Text size

This is not the title of a children's book but one that sums up the situation today, as we head for the 18th Knesset elections on Tuesday. On the one hand, we are facing colossal defense, economic and social problems, and on the other, a political rift. No matter what government comes to power, it will be led by a prime minister who has won by the tiniest of margins and a defense minister who doesn't understand how he it that he did not wind up back in the prime minister's seat, considering what a genius he is.

This government will also have a coalition partner who will kick himself at the thought that an inexperienced princess has beat him, by a mere hairsbreadth, and all the while Avigdor Lieberman will be hovering in the background, spewing venom and threatening to turn Israel into a binational state.

And then the question will arise of whether this government is capable of handling the challenges posed by Barack Obama and Hillary Clinton. Will it have the power to carry out withdrawals and evacuate tens of thousands of settlers? With all the hot air and hatemongering at home, all we have done is confuse ourselves to death. With less than a week to go before the elections, the vote is totally splintered and everyone is at each other's throat.

The Likud is attacking Kadima and Labor, but wants Ehud Barak for defense minister without Labor. Benjamin (Bibi) Netanyahu is dreaming of a world without Kadima.

Barak himself is dying to be prime minister, and out of frustration is attacking Tzipi Livni as unsuitable for the job.

And let's not forget that he was the one who threw the wrench into the works when Livni tried to form a new coalition and avoid going to the polls, with his batty demands to be acting prime minister and have the Knesset pass a law that the head of the opposition doesn't have to be a Knesset member. With the delay Barak caused with his bizarre requests, he pushed Shas into clamoring for money and issuing ultimatums over Jerusalem.

Many people complain that Livni didn't make proper use of the 10 days left to her to put together a government, so it was her fault we had to go to early elections.

In my opinion, Livni only proved her worth: She showed us that she is a determined and principled politician, not a political hack and horsetrader.

Livni is not a backslapper or a sweet-talker. She is serious about her missions - the ones she took on herself or those Olmert doled out to her with intentional stinginess, so she wouldn't hog too much of the limelight. She did not complain, but rather carried out her duties with skill and dedication.

If some secret "jury" has popped up a few minutes before Election Day and decided to lop off her head through the auspices of my colleague Ari Shavit ("A Cautionary Note," Haaretz, February 2), I tip my hat to her. These guys are scared. Two macho men, otherwise known as Netanyahu and Barak, who both failed as prime minister, don't want to see her being elected and becoming their boss. What they have to say about her does not appear under their name in this verdict.

Now, about this person who was "especially agitated despite being a mature, restrained and conservative man," and told Shavit he felt like "a member of some cult with a terrible secret: Tzipi Livni is not fit to be prime minister" - what I want to know is why he and the others kept their mouths shut until a week before the elections. What are they afraid of?
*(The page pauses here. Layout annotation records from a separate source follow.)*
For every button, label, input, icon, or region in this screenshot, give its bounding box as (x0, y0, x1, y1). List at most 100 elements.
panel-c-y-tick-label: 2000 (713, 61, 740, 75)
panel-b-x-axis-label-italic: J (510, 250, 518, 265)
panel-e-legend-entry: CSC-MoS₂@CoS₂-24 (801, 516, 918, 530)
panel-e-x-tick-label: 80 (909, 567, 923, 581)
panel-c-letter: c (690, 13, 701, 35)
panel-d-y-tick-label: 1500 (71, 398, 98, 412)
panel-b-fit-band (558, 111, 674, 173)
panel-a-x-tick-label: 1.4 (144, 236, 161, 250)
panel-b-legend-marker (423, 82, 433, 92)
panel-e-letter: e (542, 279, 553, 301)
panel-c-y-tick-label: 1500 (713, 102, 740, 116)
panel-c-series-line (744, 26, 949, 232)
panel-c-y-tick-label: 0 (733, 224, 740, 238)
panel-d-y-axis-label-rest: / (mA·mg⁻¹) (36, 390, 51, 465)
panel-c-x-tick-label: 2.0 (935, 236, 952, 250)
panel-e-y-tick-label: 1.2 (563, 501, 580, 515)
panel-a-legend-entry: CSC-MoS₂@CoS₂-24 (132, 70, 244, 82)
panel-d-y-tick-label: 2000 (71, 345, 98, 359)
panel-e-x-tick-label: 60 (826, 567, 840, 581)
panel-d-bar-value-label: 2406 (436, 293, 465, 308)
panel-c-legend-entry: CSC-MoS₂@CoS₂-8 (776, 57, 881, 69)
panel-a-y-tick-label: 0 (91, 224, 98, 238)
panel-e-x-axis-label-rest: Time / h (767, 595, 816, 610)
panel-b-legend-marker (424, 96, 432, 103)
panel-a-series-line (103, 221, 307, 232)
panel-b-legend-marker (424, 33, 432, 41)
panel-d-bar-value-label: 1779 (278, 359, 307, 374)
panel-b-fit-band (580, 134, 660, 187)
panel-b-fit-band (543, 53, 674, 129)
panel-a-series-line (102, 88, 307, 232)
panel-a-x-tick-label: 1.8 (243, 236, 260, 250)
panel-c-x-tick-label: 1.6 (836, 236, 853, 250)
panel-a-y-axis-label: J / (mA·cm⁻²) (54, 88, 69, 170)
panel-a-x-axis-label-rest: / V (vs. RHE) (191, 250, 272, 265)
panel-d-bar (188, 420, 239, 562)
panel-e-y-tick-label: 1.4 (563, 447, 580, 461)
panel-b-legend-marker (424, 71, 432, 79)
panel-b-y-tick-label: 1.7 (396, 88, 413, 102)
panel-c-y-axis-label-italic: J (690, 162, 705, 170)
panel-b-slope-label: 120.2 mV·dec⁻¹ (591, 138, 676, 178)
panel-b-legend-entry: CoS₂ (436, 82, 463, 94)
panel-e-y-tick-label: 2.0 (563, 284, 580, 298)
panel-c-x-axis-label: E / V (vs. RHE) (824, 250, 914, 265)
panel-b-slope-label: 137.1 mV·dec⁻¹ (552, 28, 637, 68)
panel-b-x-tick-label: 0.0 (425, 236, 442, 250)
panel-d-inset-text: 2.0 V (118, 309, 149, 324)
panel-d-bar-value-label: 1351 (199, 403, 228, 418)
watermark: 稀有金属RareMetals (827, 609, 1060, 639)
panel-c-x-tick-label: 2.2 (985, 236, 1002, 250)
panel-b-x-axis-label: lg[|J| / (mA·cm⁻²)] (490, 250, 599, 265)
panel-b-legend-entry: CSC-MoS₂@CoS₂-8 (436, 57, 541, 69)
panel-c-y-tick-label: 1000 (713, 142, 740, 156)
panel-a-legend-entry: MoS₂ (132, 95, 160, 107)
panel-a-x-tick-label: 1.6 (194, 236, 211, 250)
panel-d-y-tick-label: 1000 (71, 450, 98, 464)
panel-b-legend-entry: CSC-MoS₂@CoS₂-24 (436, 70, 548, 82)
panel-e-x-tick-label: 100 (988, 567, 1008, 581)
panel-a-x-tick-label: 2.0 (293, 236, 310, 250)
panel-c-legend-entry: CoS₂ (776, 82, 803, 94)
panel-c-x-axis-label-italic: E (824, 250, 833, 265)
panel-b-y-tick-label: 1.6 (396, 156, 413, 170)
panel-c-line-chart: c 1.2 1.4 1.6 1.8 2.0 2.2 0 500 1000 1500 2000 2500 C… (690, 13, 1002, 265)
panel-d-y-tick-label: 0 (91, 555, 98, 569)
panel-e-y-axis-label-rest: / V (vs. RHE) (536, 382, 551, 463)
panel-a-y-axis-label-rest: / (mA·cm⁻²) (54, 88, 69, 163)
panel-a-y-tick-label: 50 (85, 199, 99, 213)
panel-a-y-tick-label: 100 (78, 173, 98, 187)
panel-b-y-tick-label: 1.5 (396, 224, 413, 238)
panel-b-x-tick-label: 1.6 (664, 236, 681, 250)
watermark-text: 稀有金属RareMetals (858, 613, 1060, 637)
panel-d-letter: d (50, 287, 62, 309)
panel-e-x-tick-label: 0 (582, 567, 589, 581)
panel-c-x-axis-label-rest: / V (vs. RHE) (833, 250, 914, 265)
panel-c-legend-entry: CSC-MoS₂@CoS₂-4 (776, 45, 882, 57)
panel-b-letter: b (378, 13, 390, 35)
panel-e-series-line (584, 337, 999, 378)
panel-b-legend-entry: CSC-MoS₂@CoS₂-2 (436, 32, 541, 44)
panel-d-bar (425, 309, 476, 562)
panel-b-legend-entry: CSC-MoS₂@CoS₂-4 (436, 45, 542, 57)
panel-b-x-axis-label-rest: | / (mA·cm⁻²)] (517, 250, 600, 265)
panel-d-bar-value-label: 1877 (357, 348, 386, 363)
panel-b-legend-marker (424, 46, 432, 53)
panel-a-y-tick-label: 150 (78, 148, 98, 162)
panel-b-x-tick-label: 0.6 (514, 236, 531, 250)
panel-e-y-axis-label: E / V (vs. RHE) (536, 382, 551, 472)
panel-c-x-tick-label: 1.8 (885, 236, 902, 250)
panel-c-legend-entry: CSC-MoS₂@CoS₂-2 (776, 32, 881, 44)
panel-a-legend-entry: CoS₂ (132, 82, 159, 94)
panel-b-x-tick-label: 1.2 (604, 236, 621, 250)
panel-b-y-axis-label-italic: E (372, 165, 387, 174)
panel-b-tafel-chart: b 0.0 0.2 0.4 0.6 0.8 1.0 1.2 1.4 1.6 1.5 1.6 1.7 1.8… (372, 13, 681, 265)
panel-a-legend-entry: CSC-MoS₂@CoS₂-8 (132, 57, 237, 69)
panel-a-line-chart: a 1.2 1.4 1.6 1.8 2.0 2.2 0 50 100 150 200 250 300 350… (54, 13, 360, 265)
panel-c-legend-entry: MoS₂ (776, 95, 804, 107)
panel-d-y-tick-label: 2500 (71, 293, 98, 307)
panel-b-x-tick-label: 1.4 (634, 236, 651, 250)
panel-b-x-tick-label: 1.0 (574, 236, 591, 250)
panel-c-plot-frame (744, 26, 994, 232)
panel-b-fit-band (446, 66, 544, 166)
That little Tzipi the weakling will have them executed?

The outcome of these elections must be the establishment of a different kind of government. The last three years will be remembered as a grim era in Israeli political history. Since the Netanyahu administration, no prime minister has gone through office without a police investigation. A former finance minister is on trial. A senior minister was found guilty of an indecent act and did not appeal.

And we haven't even gotten yet to the bungled Second Lebanon War, or to Operation Cast Lead, for which Israeli ministers and generals may face indictment for crimes against humanity, and which may have put an end to terror, but then again, maybe did not.

Kadima, when Ariel Sharon established it, was an innovative party with a fresh new outlook and hope for the future, based on the idea of two states for two peoples. A few days before the 2001 elections, a well-known columnist wrote why Israel must not let Sharon become prime minister. His arguments were convincing. Next thing we knew, he was Sharon's great defender, hailing him as the best thing that ever happened to us.

Tzipi Livni is not Sharon, but she wrote the party platform at his ranch, and was his loyal helpmate all along. When she won the Kadima party nomination for prime minister, the public greeted her victory with approval and optimism.

To her credit, let it be said that long before Lieberman popped up with his demands to take away the citizenship of a million and a half Israeli Arabs, and Netanyahu tried to rebrand the Likud as a centrist party, Livni supported the establishment of a unity government with Likud and Labor on the grounds that "the left isn't so left anymore and the right isn't so right."

A 20-percent abstention equals dozens of seats, which could neutralize Liebermanism. Tzipi and Netanyahu would do well to join forces in a new government that will tackle both the problems of peace and the demon that is turning the country into a bastion of apartheid.

Lieberman, like Kahane, must remain outside.